13 Jan 2022 - 15 Jan 2023

Where Should We Begin? / Par où commencer ?

Falke Pisano

Superhost 2022

M HKA 6e étage
Installation in situ et une série d’événements performatifs

Lancement public : le 17 février 2022

Les mises à jour du programme sont disponibles toute l’année sur : whereshouldwebegin.info

Découvrez comment l’espace superhost a été mis à jour au cours de l’été et écoutez le nouveau podcast avec RA Walden introduisant une nouvelle langue

Commissaires du projet : Anne-Claire Schmitz et Joanna Zielińska

Superhost est un programme à travers lequel le M HKA s’engage un an durant dans une relation entre un·e artiste ou un collectif d’artistes, l’institution et ses différentes communautés participantes, et soutient par ailleurs l’artiste ou le collectif dans la production d’œuvres d’art et dans la réalisation de créations performatives ou discursives.

Superhost 2022, la deuxième édition de la série, est un projet de Falke Pisano intitulé Where Should We Begin? [Par où commencer ?]. La proposition de l’artiste comporte une installation in situ, des présentations d’œuvres d’artistes invité·e·s, des pièces performatives, des conférences, des projections, des interviews et des ateliers animés par l’hôte·sse et ses invité·e·s tout au long de l’année.

Where Should We Begin? est un projet de recherche continu et stratifié (pratique, conversationnel et artistique) autour des conditions de travail dans le domaine de l’art, et en particulier sur le travail qu’entraîne la programmation publique dans des institutions d’art. Effectuée au sein du musée, cette recherche a pour objectif la déconstruction d’idéaux discursifs et de réalités matérielles en vue de découvrir de quelle manière différent·e·s praticien·ne·s s’approprient un espace pour l’imaginaire et le désir tout en négociant sciemment les conditions de travail dans lesquelles ils ou elles travaillent.

Les commissaires de Superhost ont interviewé Falke Pisano à propos de son œuvre et de son approche à la veille de leur collaboration d’un an.

Commissaires de Superhost : Chaque année, un ou une artiste ou un collectif est invité·e à être le ou la Superhost du M HKA. Quel sens cela a-t-il pour vous d’être notre Superhost, et comment souhaitez-vous travailler au sein de la double position de l’hôte qui est autant partenaire invitant et invité dans ce projet ?

Falke Pisano : Être à la fois hôte et invité, ou le contraire, est une position complexe qui se prête à un examen très intéressant quant aux responsabilités, aux attentes et aux désirs.
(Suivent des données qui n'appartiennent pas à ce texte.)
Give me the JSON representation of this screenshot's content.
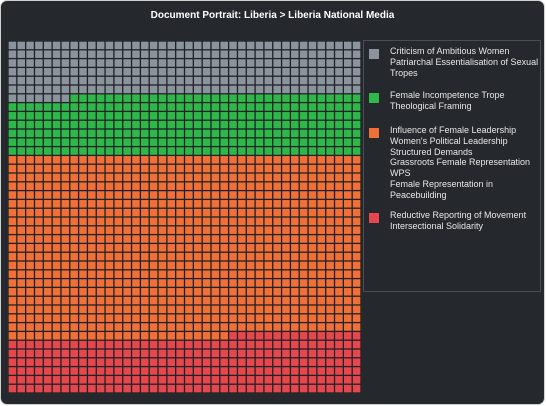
{
  "title": "Document Portrait: Liberia > Liberia National Media",
  "legend": [
    {
      "color": "#8b939c",
      "lines": [
        "Criticism of Ambitious Women",
        "Patriarchal Essentialisation of Sexual",
        "Tropes"
      ]
    },
    {
      "color": "#2fb84a",
      "lines": [
        "Female Incompetence Trope",
        "Theological Framing"
      ]
    },
    {
      "color": "#f07038",
      "lines": [
        "Influence of Female Leadership",
        "Women's Political Leadership",
        "Structured Demands",
        "Grassroots Female Representation",
        "WPS",
        "Female Representation in",
        "Peacebuilding"
      ]
    },
    {
      "color": "#e5474d",
      "lines": [
        "Reductive Reporting of Movement",
        "Intersectional Solidarity"
      ]
    }
  ],
  "chart_data": {
    "type": "waffle",
    "title": "Document Portrait: Liberia > Liberia National Media",
    "grid": {
      "columns": 40,
      "rows": 40,
      "total_cells": 1600
    },
    "fill_order": "row-major from top-left",
    "categories": [
      "Criticism of Ambitious Women / Patriarchal Essentialisation of Sexual Tropes",
      "Female Incompetence Trope / Theological Framing",
      "Influence of Female Leadership / Women's Political Leadership / Structured Demands / Grassroots Female Representation / WPS / Female Representation in Peacebuilding",
      "Reductive Reporting of Movement / Intersectional Solidarity"
    ],
    "values": [
      247,
      273,
      825,
      255
    ],
    "colors": [
      "#8b939c",
      "#2fb84a",
      "#f07038",
      "#e5474d"
    ]
  }
}
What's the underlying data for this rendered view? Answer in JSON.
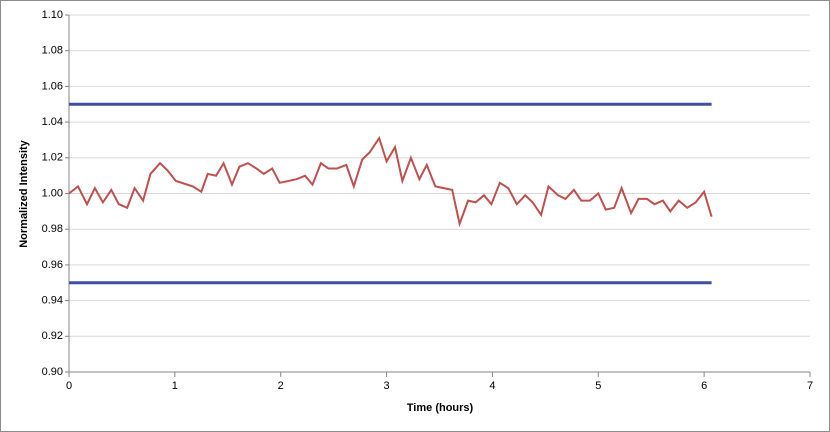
{
  "chart_data": {
    "type": "line",
    "x_label": "Time (hours)",
    "y_label": "Normalized Intensity",
    "xlim": [
      0,
      7
    ],
    "xticks": [
      0,
      1,
      2,
      3,
      4,
      5,
      6,
      7
    ],
    "ylim": [
      0.9,
      1.1
    ],
    "yticks": [
      {
        "value": 0.9,
        "label": "0.90"
      },
      {
        "value": 0.92,
        "label": "0.92"
      },
      {
        "value": 0.94,
        "label": "0.94"
      },
      {
        "value": 0.96,
        "label": "0.96"
      },
      {
        "value": 0.98,
        "label": "0.98"
      },
      {
        "value": 1.0,
        "label": "1.00"
      },
      {
        "value": 1.02,
        "label": "1.02"
      },
      {
        "value": 1.04,
        "label": "1.04"
      },
      {
        "value": 1.06,
        "label": "1.06"
      },
      {
        "value": 1.08,
        "label": "1.08"
      },
      {
        "value": 1.1,
        "label": "1.10"
      }
    ],
    "grid": true,
    "series": [
      {
        "color": "#c0504d",
        "x": [
          0,
          0.085,
          0.17,
          0.245,
          0.32,
          0.4,
          0.47,
          0.55,
          0.62,
          0.7,
          0.77,
          0.86,
          0.93,
          1.01,
          1.17,
          1.25,
          1.31,
          1.39,
          1.46,
          1.54,
          1.61,
          1.69,
          1.77,
          1.84,
          1.92,
          1.99,
          2.15,
          2.23,
          2.3,
          2.38,
          2.45,
          2.53,
          2.62,
          2.69,
          2.77,
          2.84,
          2.93,
          3.0,
          3.08,
          3.15,
          3.23,
          3.31,
          3.38,
          3.46,
          3.54,
          3.62,
          3.69,
          3.77,
          3.84,
          3.92,
          3.99,
          4.07,
          4.15,
          4.23,
          4.31,
          4.38,
          4.46,
          4.53,
          4.62,
          4.69,
          4.77,
          4.84,
          4.92,
          5.0,
          5.07,
          5.15,
          5.22,
          5.31,
          5.38,
          5.46,
          5.53,
          5.61,
          5.68,
          5.76,
          5.84,
          5.92,
          6.0,
          6.07
        ],
        "values": [
          1.0,
          1.004,
          0.994,
          1.003,
          0.995,
          1.002,
          0.994,
          0.992,
          1.003,
          0.996,
          1.011,
          1.017,
          1.013,
          1.007,
          1.004,
          1.001,
          1.011,
          1.01,
          1.017,
          1.005,
          1.015,
          1.017,
          1.014,
          1.011,
          1.014,
          1.006,
          1.008,
          1.01,
          1.005,
          1.017,
          1.014,
          1.014,
          1.016,
          1.004,
          1.019,
          1.023,
          1.031,
          1.018,
          1.026,
          1.007,
          1.02,
          1.008,
          1.016,
          1.004,
          1.003,
          1.002,
          0.983,
          0.996,
          0.995,
          0.999,
          0.994,
          1.006,
          1.003,
          0.994,
          0.999,
          0.995,
          0.988,
          1.004,
          0.999,
          0.997,
          1.002,
          0.996,
          0.996,
          1.0,
          0.991,
          0.992,
          1.003,
          0.989,
          0.997,
          0.997,
          0.994,
          0.996,
          0.99,
          0.996,
          0.992,
          0.995,
          1.001,
          0.987
        ]
      },
      {
        "color": "#3f4fa3",
        "x": [
          0,
          6.07
        ],
        "values": [
          1.05,
          1.05
        ]
      },
      {
        "color": "#3f4fa3",
        "x": [
          0,
          6.07
        ],
        "values": [
          0.95,
          0.95
        ]
      }
    ]
  }
}
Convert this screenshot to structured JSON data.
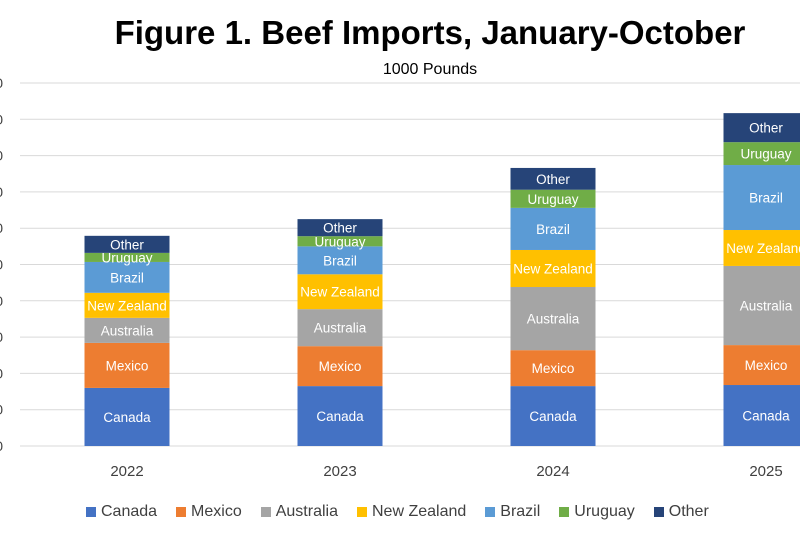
{
  "chart_data": {
    "type": "bar",
    "stacked": true,
    "title": "Figure 1. Beef Imports, January-October",
    "subtitle": "1000 Pounds",
    "ylabel": "1000 Pounds",
    "ylim": [
      0,
      10
    ],
    "ytick_labels": [
      "0",
      "0",
      "0",
      "0",
      "0",
      "0",
      "0",
      "0",
      "0",
      "0",
      "0"
    ],
    "grid": true,
    "legend_position": "bottom",
    "categories": [
      "2022",
      "2023",
      "2024",
      "2025"
    ],
    "series": [
      {
        "name": "Canada",
        "color": "#4472C4",
        "values": [
          1.6,
          1.65,
          1.65,
          1.68
        ]
      },
      {
        "name": "Mexico",
        "color": "#ED7D31",
        "values": [
          1.24,
          1.1,
          0.99,
          1.1
        ]
      },
      {
        "name": "Australia",
        "color": "#A5A5A5",
        "values": [
          0.69,
          1.02,
          1.74,
          2.18
        ]
      },
      {
        "name": "New Zealand",
        "color": "#FFC000",
        "values": [
          0.69,
          0.96,
          1.02,
          0.99
        ]
      },
      {
        "name": "Brazil",
        "color": "#5B9BD5",
        "values": [
          0.85,
          0.77,
          1.16,
          1.79
        ]
      },
      {
        "name": "Uruguay",
        "color": "#70AD47",
        "values": [
          0.25,
          0.28,
          0.5,
          0.63
        ]
      },
      {
        "name": "Other",
        "color": "#264478",
        "values": [
          0.47,
          0.47,
          0.6,
          0.8
        ]
      }
    ]
  }
}
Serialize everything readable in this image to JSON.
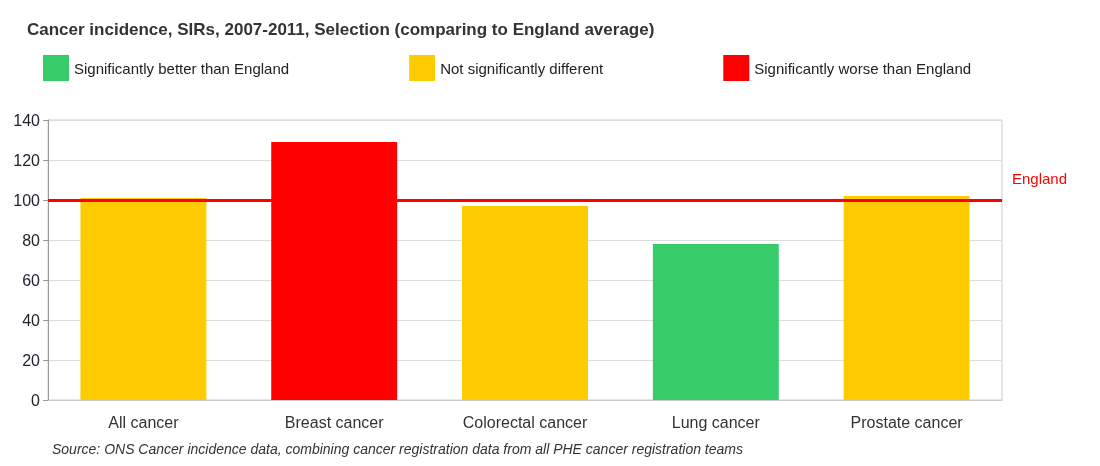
{
  "chart_data": {
    "type": "bar",
    "title": "Cancer incidence, SIRs, 2007-2011, Selection (comparing to England average)",
    "categories": [
      "All cancer",
      "Breast cancer",
      "Colorectal cancer",
      "Lung cancer",
      "Prostate cancer"
    ],
    "series": [
      {
        "name": "Significantly better than England",
        "color": "#37cb69",
        "values": [
          null,
          null,
          null,
          78,
          null
        ]
      },
      {
        "name": "Not significantly different",
        "color": "#fecb00",
        "values": [
          101,
          null,
          97,
          null,
          102
        ]
      },
      {
        "name": "Significantly worse than England",
        "color": "#ff0000",
        "values": [
          null,
          129,
          null,
          null,
          null
        ]
      }
    ],
    "stacked": true,
    "ylim": [
      0,
      140
    ],
    "yticks": [
      0,
      20,
      40,
      60,
      80,
      100,
      120,
      140
    ],
    "grid": "y",
    "legend": "top",
    "ref_lines": [
      {
        "axis": "y",
        "value": 100,
        "label": "England",
        "color": "#ff0000"
      }
    ],
    "annotations": [
      "Source: ONS Cancer incidence data, combining cancer registration data from all PHE cancer registration teams"
    ]
  }
}
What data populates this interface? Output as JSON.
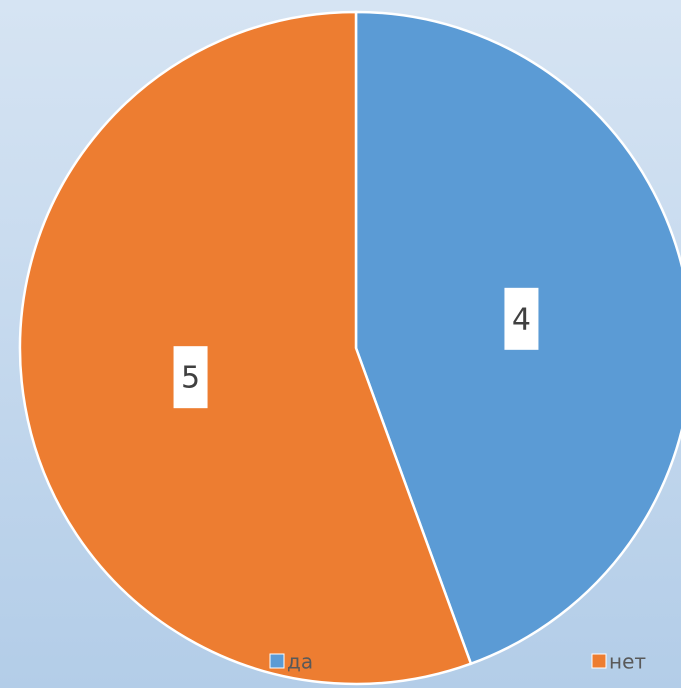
{
  "chart_data": {
    "type": "pie",
    "categories": [
      "да",
      "нет"
    ],
    "values": [
      4,
      5
    ],
    "colors": [
      "#5b9bd5",
      "#ed7d31"
    ],
    "legend": "bottom"
  }
}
Bien sûr, être un·e bon·ne hôte·sse ne signifie pas toujours être un·e invité·e commode ! Surtout lorsqu’il s’agit de travail et en particulier dans un domaine qui est notoirement inaccessible et qui repose en grande partie sur des free-lances précaires. Donc, comme je ne gère pas bien les tensions qui ne sont pas explicites, j’ai choisi cette complexité comme point de départ du programme.

Commissaires de Superhost : Pourriez-vous expliquer de quelle façon votre compréhension des relations avec les institutions, mais aussi avec les publics, a évolué au fil des années en tant qu’artiste ?

FP : Je dirais que cette relation s’est révélée assez cohérente depuis de nombreuses années – j’ai considéré les institutions en premier lieu comme des infrastructures et des espaces pour exposer et contextualiser mon travail, dans le meilleur des cas avec un·e commissaire avec lequel ou laquelle j’avais des affinités – jusqu’à ce que je revienne en 2017 aux Pays-Bas, après une décennie à l’étranger. C’est peut-être intéressant par rapport au rôle d’invitée. Je suis plus âgée, je suis dans un contexte que je connais très bien et où je me sens soutenue à plusieurs niveaux. Cela m’a permis d’avoir des relations différentes avec les institutions. Le fait de commencer à enseigner et d’échanger davantage avec de jeunes générations d’artistes a véritablement changé ma perspective et mon sens des responsabilités aussi. Et n’oublions pas deux années de pandémie mondiale et une prise de conscience accrue du racisme structurel et de la violence (sexuelle) qui existent au sein des institutions. J’ai donc consacré moins de temps à ma pratique individuelle et plus de temps à différentes choses que je qualifie en général (pour moi-même) de « travail institutionnel ». Il ne s’agit pas de travail pour des institutions en tant que telles, mais plutôt de travail qui concerne la strate institutionnelle du domaine artistique : comment fonctionnent les institutions artistiques (éducatives), quelles sont les préoccupations de celles et ceux qui y travaillent, et comment ces préoccupations se rapportent-elles à l’écologie institutionnelle, à l’infrastructure, à l’ensemble des relations internes et externes, aux modèles de production, de présentation et de diffusion, etc.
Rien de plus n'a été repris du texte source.